The Financial Conduct Authority has been urged to probe the way platforms run their fund buylists amid concerns of potential vested interest.
Shaun Port, chief investment officer at Nutmeg, said vested interests between fund houses and platforms' best buylists should be investigated, while Bella Caridade-Ferreira, consultant at Fundscape, said she believes fund buylists should be regulated altogether.
The calls come in the wake of Neil Woodford’s flagship Equity Income Fund closing to investors amid liquidity concerns on Monday (June 3).
Woodford's £3.7bn Equity Income fund was suspended following a sustained period of underperformance, which prompted investors to pull £9m from the fund every working day in May.

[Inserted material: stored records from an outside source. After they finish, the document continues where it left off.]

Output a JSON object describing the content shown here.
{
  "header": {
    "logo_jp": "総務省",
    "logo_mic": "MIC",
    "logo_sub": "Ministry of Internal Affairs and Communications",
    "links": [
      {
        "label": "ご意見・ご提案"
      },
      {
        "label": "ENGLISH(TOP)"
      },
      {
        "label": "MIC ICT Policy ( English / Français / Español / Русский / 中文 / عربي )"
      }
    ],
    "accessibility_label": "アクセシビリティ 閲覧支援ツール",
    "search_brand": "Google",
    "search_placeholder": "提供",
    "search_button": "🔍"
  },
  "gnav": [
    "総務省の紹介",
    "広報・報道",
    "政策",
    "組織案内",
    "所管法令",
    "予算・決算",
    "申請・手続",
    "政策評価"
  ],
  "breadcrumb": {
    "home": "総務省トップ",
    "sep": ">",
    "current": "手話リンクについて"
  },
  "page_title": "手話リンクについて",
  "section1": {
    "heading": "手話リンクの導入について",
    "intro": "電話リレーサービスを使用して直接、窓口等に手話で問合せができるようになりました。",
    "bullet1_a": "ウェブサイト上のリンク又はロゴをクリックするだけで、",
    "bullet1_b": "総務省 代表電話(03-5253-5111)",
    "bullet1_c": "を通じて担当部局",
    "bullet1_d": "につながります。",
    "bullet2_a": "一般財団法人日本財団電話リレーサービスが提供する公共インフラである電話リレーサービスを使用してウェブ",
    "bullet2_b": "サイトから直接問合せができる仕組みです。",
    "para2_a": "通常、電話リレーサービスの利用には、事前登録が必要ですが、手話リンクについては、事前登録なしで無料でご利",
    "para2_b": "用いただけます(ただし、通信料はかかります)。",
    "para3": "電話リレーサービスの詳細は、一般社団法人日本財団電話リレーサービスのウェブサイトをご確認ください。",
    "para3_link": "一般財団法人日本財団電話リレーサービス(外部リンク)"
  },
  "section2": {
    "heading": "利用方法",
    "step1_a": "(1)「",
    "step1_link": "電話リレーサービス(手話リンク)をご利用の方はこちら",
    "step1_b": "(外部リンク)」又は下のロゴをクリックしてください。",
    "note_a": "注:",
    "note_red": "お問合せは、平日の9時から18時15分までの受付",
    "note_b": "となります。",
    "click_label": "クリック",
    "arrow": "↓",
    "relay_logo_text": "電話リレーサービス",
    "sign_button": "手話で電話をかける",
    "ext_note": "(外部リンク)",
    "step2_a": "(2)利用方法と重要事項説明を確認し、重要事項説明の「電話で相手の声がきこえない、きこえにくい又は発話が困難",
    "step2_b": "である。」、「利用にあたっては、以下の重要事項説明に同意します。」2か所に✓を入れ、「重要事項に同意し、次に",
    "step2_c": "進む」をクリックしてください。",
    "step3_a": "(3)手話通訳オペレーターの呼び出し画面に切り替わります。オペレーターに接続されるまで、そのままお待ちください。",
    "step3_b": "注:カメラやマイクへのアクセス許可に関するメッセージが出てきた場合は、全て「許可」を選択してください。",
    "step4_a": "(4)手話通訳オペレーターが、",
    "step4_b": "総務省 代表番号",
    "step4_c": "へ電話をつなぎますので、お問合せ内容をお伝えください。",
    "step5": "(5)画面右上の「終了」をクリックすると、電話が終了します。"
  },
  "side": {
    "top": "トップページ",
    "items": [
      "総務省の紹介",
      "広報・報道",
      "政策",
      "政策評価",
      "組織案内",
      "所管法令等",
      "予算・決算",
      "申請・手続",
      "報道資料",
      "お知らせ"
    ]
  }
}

Among the staunch supporters of Woodford were wealth managers St James's Place and Hargreaves Lansdown, the latter of which promoted the fund right up to its suspension but has taken other steps since.
SJP fired Neil Woodford as manager of the £3bn of assets he ran for its clients yesterday (June 6) while Hargreaves Lansdown pulled the fund from its Wealth 50 buylist on Monday and later cut the platform fees for clients invested in it.
Mr Port said: "The impact of the trading suspension on Neil Woodford’s Equity Income Fund is much further reaching than just one fund.
"While investors who bought the Woodford fund based on the recommendations of a best buy list are left wondering when they will be able to redeem their investments, it calls into question the broader appropriateness of best buy fund lists.
"As the Financial Conduct Authority highlighted in their 2017 study, there are concerns around links between funds on best buy lists and the platform providers as well as their performance over the long-term.
"It’s time the regulator revisited best buy fund lists and whether they are acting in the best interest of consumers."
All of the funds on the Hargreaves Wealth 50 list, that was released in January 2019, give a discount on their annual management charge to Hargreaves' clients.
Hargreaves Lansdown has long insisted that firms cannot buy their way onto the favoured funds list by offering a discount, but that both performance and the fund charge are taken into account when selecting the list.
But in the three years to January 2019, Woodford Equity Income lost 12 per cent, while the average fund in the IA UK All Companies sector gained 13 per cent.
And while Woodford's fund is on the list, others, such as the £3bn Merian UK Mid Cap fund, which returned 11 per cent during the same period, and the top performing fund in the IA Global sector over that three-year period, Fundsmith, are not.
Hargreaves benefits from receiving the discounts as it makes the total cost of ownership of the funds cheaper relative to Hargreaves' rivals, even if the rivals charge a lower platform fee.
Mark Dampier, head of research at Hargreaves Lansdown, said he doesn’t believe his firm should be criticised for obtaining discounts from fund houses, as this brings down the cost of ownership for the end clients.